Through a combination of “work[ing] out [our] salvation with fear and trembling” and a “God who works in [us],” we begin to be transformed—and then we come into line with his “good purpose” that he is working out in us (Phil. 2:12–13). In the process of acquiring pure intentions (instead of right intentions), we begin to hunger and thirst for righteousness (Matt. 5:6).
We saw early in this chapter how right choices are often held up as the cause of spiritual growth. But we have seen that making right choices is a result of spiritual growth. The ability to make right choices is a fruit of the Spirit (Gal. 5:22).
When our theology tells us we can make the right choices, we know we’re being prideful. We are unable to save ourselves, Jesus said—unable to do the right thing. He told us to own the fact that we are poor in spirit, which means we are unable to do what is right. To admit this is humility—which is simply surrendering our assumption that we can make right choices. We admit our spiritual poverty (Matt. 5:3), recognize that we can neither save ourselves (Matt. 16:25) nor be perfected through the power of the will or human effort (Gal. 3:3). God must transform us.

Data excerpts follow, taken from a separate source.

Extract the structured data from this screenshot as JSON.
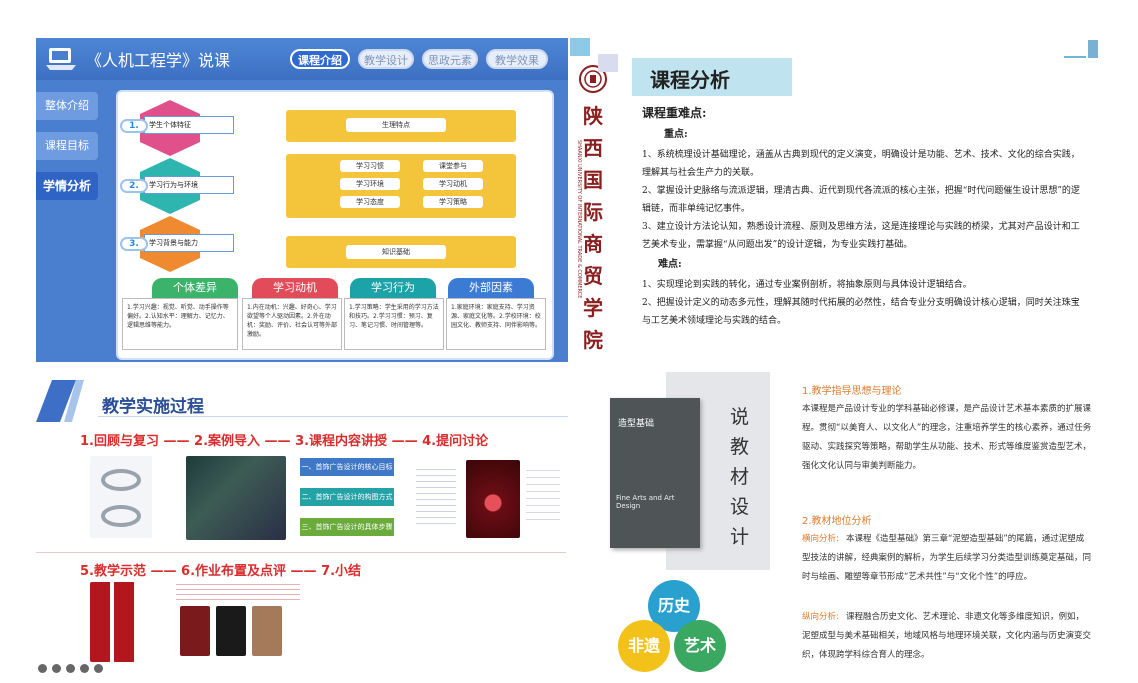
{
  "panel1": {
    "title": "《人机工程学》说课",
    "tabs": [
      "课程介绍",
      "教学设计",
      "思政元素",
      "教学效果"
    ],
    "side_tabs": [
      "整体介绍",
      "课程目标",
      "学情分析"
    ],
    "rows": [
      {
        "num": "1.",
        "label": "学生个体特征",
        "bar": "生理特点"
      },
      {
        "num": "2.",
        "label": "学习行为与环境",
        "tags": [
          "学习习惯",
          "学习环境",
          "学习态度",
          "课堂参与",
          "学习动机",
          "学习策略"
        ]
      },
      {
        "num": "3.",
        "label": "学习背景与能力",
        "bar": "知识基础"
      }
    ],
    "categories": [
      {
        "name": "个体差异",
        "color": "#3bb36a",
        "text": "1.学习兴趣：视觉、听觉、动手操作等偏好。2.认知水平：理解力、记忆力、逻辑思维等能力。"
      },
      {
        "name": "学习动机",
        "color": "#e24b5a",
        "text": "1.内在动机：兴趣、好奇心、学习欲望等个人驱动因素。2.外在动机：奖励、评价、社会认可等外部激励。"
      },
      {
        "name": "学习行为",
        "color": "#1ba3a8",
        "text": "1.学习策略：学生采用的学习方法和技巧。2.学习习惯：预习、复习、笔记习惯、时间管理等。"
      },
      {
        "name": "外部因素",
        "color": "#3b7bd4",
        "text": "1.家庭环境：家庭支持、学习资源、家庭文化等。2.学校环境：校园文化、教师支持、同伴影响等。"
      }
    ],
    "seal_chars": [
      "陕",
      "西",
      "国",
      "际",
      "商",
      "贸",
      "学",
      "院"
    ],
    "seal_english": "SHAANXI UNIVERSITY OF INTERNATIONAL TRADE & COMMERCE"
  },
  "panel2": {
    "header": "课程分析",
    "subtitle": "课程重难点:",
    "key_label": "重点:",
    "key_points": [
      "1、系统梳理设计基础理论，涵盖从古典到现代的定义演变，明确设计是功能、艺术、技术、文化的综合实践，理解其与社会生产力的关联。",
      "2、掌握设计史脉络与流派逻辑，理清古典、近代到现代各流派的核心主张，把握“时代问题催生设计思想”的逻辑链，而非单纯记忆事件。",
      "3、建立设计方法论认知，熟悉设计流程、原则及思维方法，这是连接理论与实践的桥梁，尤其对产品设计和工艺美术专业，需掌握“从问题出发”的设计逻辑，为专业实践打基础。"
    ],
    "difficult_label": "难点:",
    "difficult_points": [
      "1、实现理论到实践的转化，通过专业案例剖析，将抽象原则与具体设计逻辑结合。",
      "2、把握设计定义的动态多元性，理解其随时代拓展的必然性，结合专业分支明确设计核心逻辑，同时关注珠宝与工艺美术领域理论与实践的结合。"
    ]
  },
  "panel3": {
    "title": "教学实施过程",
    "steps_row1": "1.回顾与复习 —— 2.案例导入 —— 3.课程内容讲授 —— 4.提问讨论",
    "steps_row2": "5.教学示范 —— 6.作业布置及点评 —— 7.小结",
    "lesson_buttons": [
      "一、首饰广告设计的核心目标",
      "二、首饰广告设计的构图方式",
      "三、首饰广告设计的具体步骤"
    ]
  },
  "panel4": {
    "vertical_title": [
      "说",
      "教",
      "材",
      "设",
      "计"
    ],
    "book_title": "造型基础",
    "book_en": "Fine Arts and Art Design",
    "section1": "1.教学指导思想与理论",
    "section1_text": "本课程是产品设计专业的学科基础必修课，是产品设计艺术基本素质的扩展课程。贯彻“以美育人、以文化人”的理念，注重培养学生的核心素养，通过任务驱动、实践探究等策略，帮助学生从功能、技术、形式等维度鉴赏造型艺术，强化文化认同与审美判断能力。",
    "section2": "2.教材地位分析",
    "horizontal_label": "横向分析:",
    "horizontal_text": "本课程《造型基础》第三章“泥塑造型基础”的尾篇，通过泥塑成型技法的讲解，经典案例的解析，为学生后续学习分类造型训练奠定基础，同时与绘画、雕塑等章节形成“艺术共性”与“文化个性”的呼应。",
    "vertical_label": "纵向分析:",
    "vertical_text": "课程融合历史文化、艺术理论、非遗文化等多维度知识，例如，泥塑成型与美术基础相关，地域风格与地理环境关联，文化内涵与历史演变交织，体现跨学科综合育人的理念。",
    "circles": [
      "历史",
      "非遗",
      "艺术"
    ]
  }
}
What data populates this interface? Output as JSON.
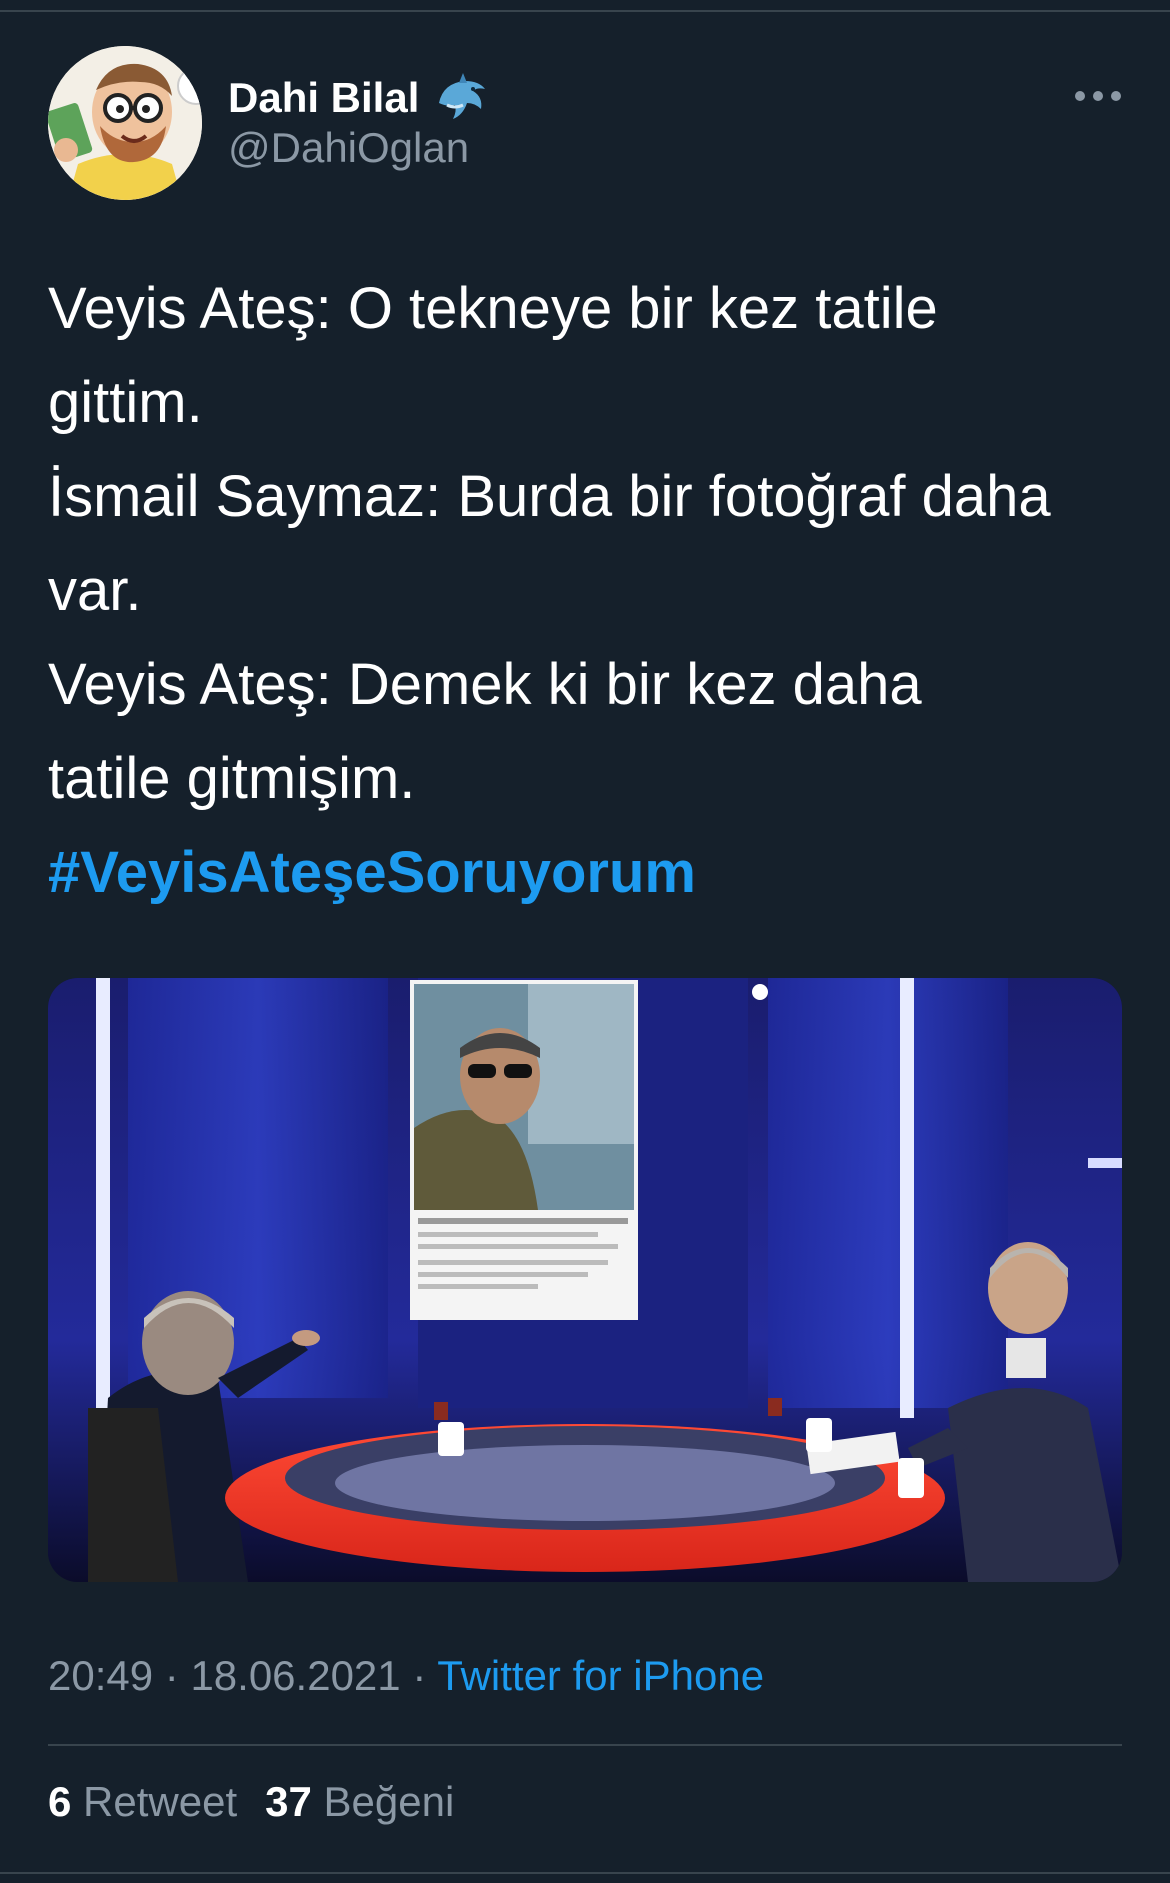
{
  "author": {
    "display_name": "Dahi Bilal",
    "handle": "@DahiOglan",
    "badge_icon": "dolphin-emoji-icon",
    "avatar_icon": "cartoon-avatar"
  },
  "more_icon": "more-horizontal-icon",
  "tweet": {
    "lines": [
      "Veyis Ateş: O tekneye bir kez tatile",
      "gittim.",
      "İsmail Saymaz: Burda bir fotoğraf daha",
      "var.",
      "Veyis Ateş: Demek ki bir kez daha",
      "tatile gitmişim."
    ],
    "hashtag": "#VeyisAteşeSoruyorum",
    "hashtag_color": "#1d9bf0"
  },
  "media": {
    "kind": "tv-studio-photo"
  },
  "meta": {
    "time": "20:49",
    "separator": " · ",
    "date": "18.06.2021",
    "source": "Twitter for iPhone"
  },
  "stats": {
    "retweets_count": "6",
    "retweets_label": "Retweet",
    "likes_count": "37",
    "likes_label": "Beğeni"
  },
  "colors": {
    "background": "#15202b",
    "text": "#ffffff",
    "secondary_text": "#8b98a5",
    "accent": "#1d9bf0",
    "divider": "#38444d"
  }
}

Since we cannot make the choices we want to make, what choices can we make? We can choose to—
• Give up the notion that we can save ourselves
• Submit our inability to God
• Ask for help in searching for our faults
• Repent
• Take account of our needs and let others meet them
• Make amends
• Forgive
• Invest and practice talents
• Seek God
• Seek truth
• Love one another
All these choices assume weakness and humility. They focus not on being good, but on working out problems. These choices will succeed, where trying to be good will fail. These choices are based on our sinfulness and inadequacy, not on our goodness or ability to make godly choices. These choices will produce spiritual growth that bears the fruit of self-control and the ability to make right choices.

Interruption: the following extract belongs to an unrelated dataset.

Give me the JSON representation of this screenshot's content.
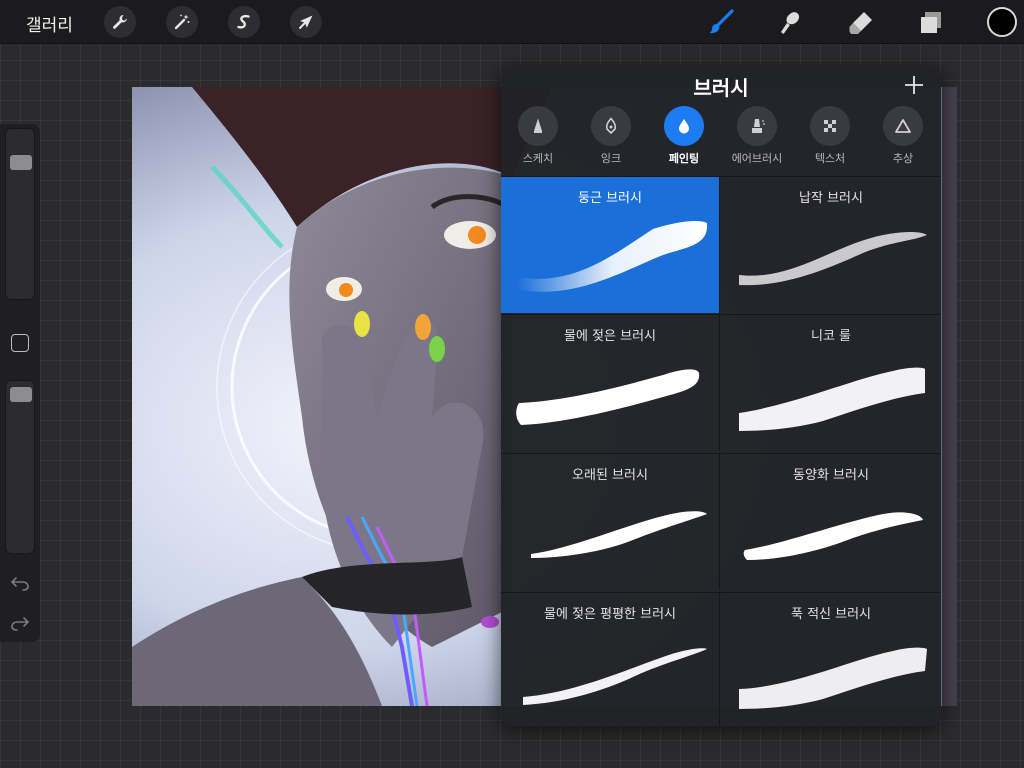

Therefore, instead of trying harder to make right choices, surrender your inability to God—become humble, unable—and ask him to begin the process of spiritual growth in you. As you begin to do the hard work of spiritual growth, he will begin reproducing his life in you through the process of internal change. As you cooperate with his pruning and cultivating of your character, you will produce fruit in your season (Ps. 1:3).